MAC-UK A Positive Spin on Gang Culture

In the wake of the recent riots that occurred throughout the UK there has been strong condemnation of Social Media as the catalyst for inciting violence as well as a huge outcry in the media about the sophisticated use of Social Media platforms to orchestrate looting by organised gangs.

In an article at The Guardian.co.uk the Labour MP for Westminster North is quoted as saying that “the Government should launch an independent inquiry into the triggers for the events, focusing in part on the role of social media in the spread of gangs…”

In Karen Buck’s view there has been a widespread denial of the seriousness of gang culture in central London and she added: “The way that gangs have emerged very strongly in the past few years has been facilitated by the use of social media.”

It cannot be denied that gang culture is a growing problem in the UK, and this seems to have promoted a proliferation of rap and hip-hop music videos made by gangs emulating the aggressive lyrics of US rappers, and promoting the glorification of belonging to a gang.

MAC-UK is a charity that makes mental health accessible to deprived young people and engages with youngsters who may be involved in gangs. According to MAC-UK it is increasingly well known that one in three young people who offend have a mental health need which is unmet at the time of offence.

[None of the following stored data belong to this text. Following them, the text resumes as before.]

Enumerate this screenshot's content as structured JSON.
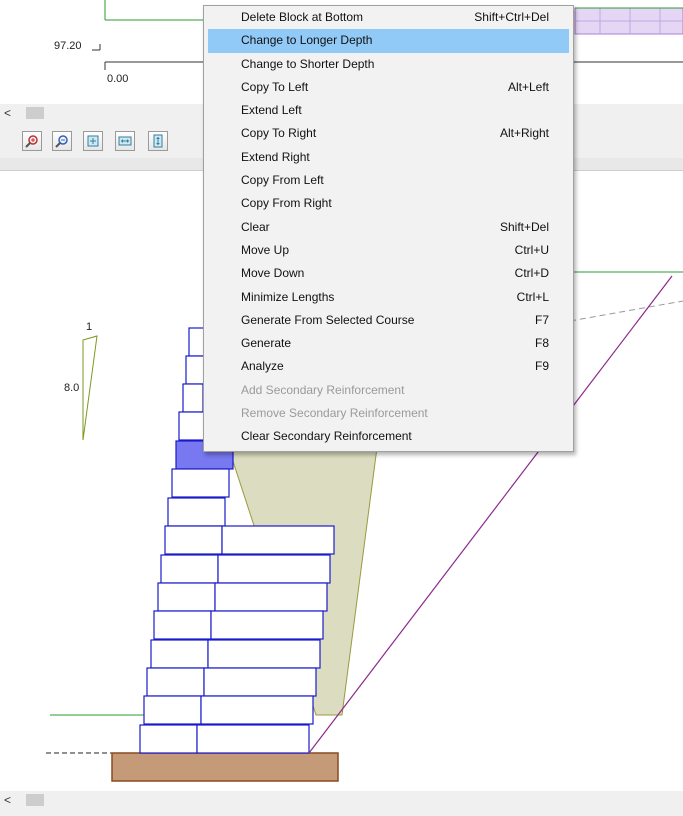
{
  "top_chart": {
    "y_label": "97.20",
    "x_label": "0.00"
  },
  "toolbar": {
    "buttons": [
      "zoom-in-icon",
      "zoom-out-icon",
      "zoom-fit-icon",
      "zoom-horizontal-icon",
      "zoom-vertical-icon"
    ]
  },
  "scrollbar": {
    "left_arrow": "<"
  },
  "main": {
    "ratio_top": "1",
    "ratio_side": "8.0"
  },
  "context_menu": {
    "items": [
      {
        "label": "Delete Block at Bottom",
        "shortcut": "Shift+Ctrl+Del",
        "state": "normal"
      },
      {
        "label": "Change to  Longer Depth",
        "shortcut": "",
        "state": "highlighted"
      },
      {
        "label": "Change to Shorter Depth",
        "shortcut": "",
        "state": "normal"
      },
      {
        "label": "Copy To Left",
        "shortcut": "Alt+Left",
        "state": "normal"
      },
      {
        "label": "Extend Left",
        "shortcut": "",
        "state": "normal"
      },
      {
        "label": "Copy To Right",
        "shortcut": "Alt+Right",
        "state": "normal"
      },
      {
        "label": "Extend Right",
        "shortcut": "",
        "state": "normal"
      },
      {
        "label": "Copy From Left",
        "shortcut": "",
        "state": "normal"
      },
      {
        "label": "Copy From Right",
        "shortcut": "",
        "state": "normal"
      },
      {
        "label": "Clear",
        "shortcut": "Shift+Del",
        "state": "normal"
      },
      {
        "label": "Move Up",
        "shortcut": "Ctrl+U",
        "state": "normal"
      },
      {
        "label": "Move Down",
        "shortcut": "Ctrl+D",
        "state": "normal"
      },
      {
        "label": "Minimize Lengths",
        "shortcut": "Ctrl+L",
        "state": "normal"
      },
      {
        "label": "Generate From Selected Course",
        "shortcut": "F7",
        "state": "normal"
      },
      {
        "label": "Generate",
        "shortcut": "F8",
        "state": "normal"
      },
      {
        "label": "Analyze",
        "shortcut": "F9",
        "state": "normal"
      },
      {
        "label": "Add Secondary Reinforcement",
        "shortcut": "",
        "state": "disabled"
      },
      {
        "label": "Remove Secondary Reinforcement",
        "shortcut": "",
        "state": "disabled"
      },
      {
        "label": "Clear Secondary Reinforcement",
        "shortcut": "",
        "state": "normal"
      }
    ]
  },
  "colors": {
    "block_outline": "#1a1acc",
    "block_selected": "#7878f0",
    "reinforced_zone": "#dcdcc0",
    "foundation": "#c49a78",
    "slip_line": "#8b2a8b",
    "ground_line": "#2e9a2e",
    "menu_highlight": "#91c9f7"
  }
}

The charity was founded in 2008 by clinical psychologist Dr. Charlie Alcock who, after completing her clinical training in New York working with young offenders attached to street gangs, returned to London determined to change the situation in a radical way. Charlie founded MAC-UK alongside a group of young people from the Rowley Way Estate in Camden. Music and Change was a pilot project that saw 25 youngsters taking part in workshops including youth-led music, mental health, and life-skills.

MAC-UK is beginning to have a very tangible and real impact on the way in which mental health support is made accessible to some of the country’s most vulnerable young people.

Social Media can assist in understanding how gangs function, but the bigger picture should be to find ways for young people to invest their energy in positive social projects that can help them change their lives. Blocking access to Social Media networks, as outlined by Prime Minister David Cameron in August 2011, is not the answer. Projects like MAC-UK are the way to move forward.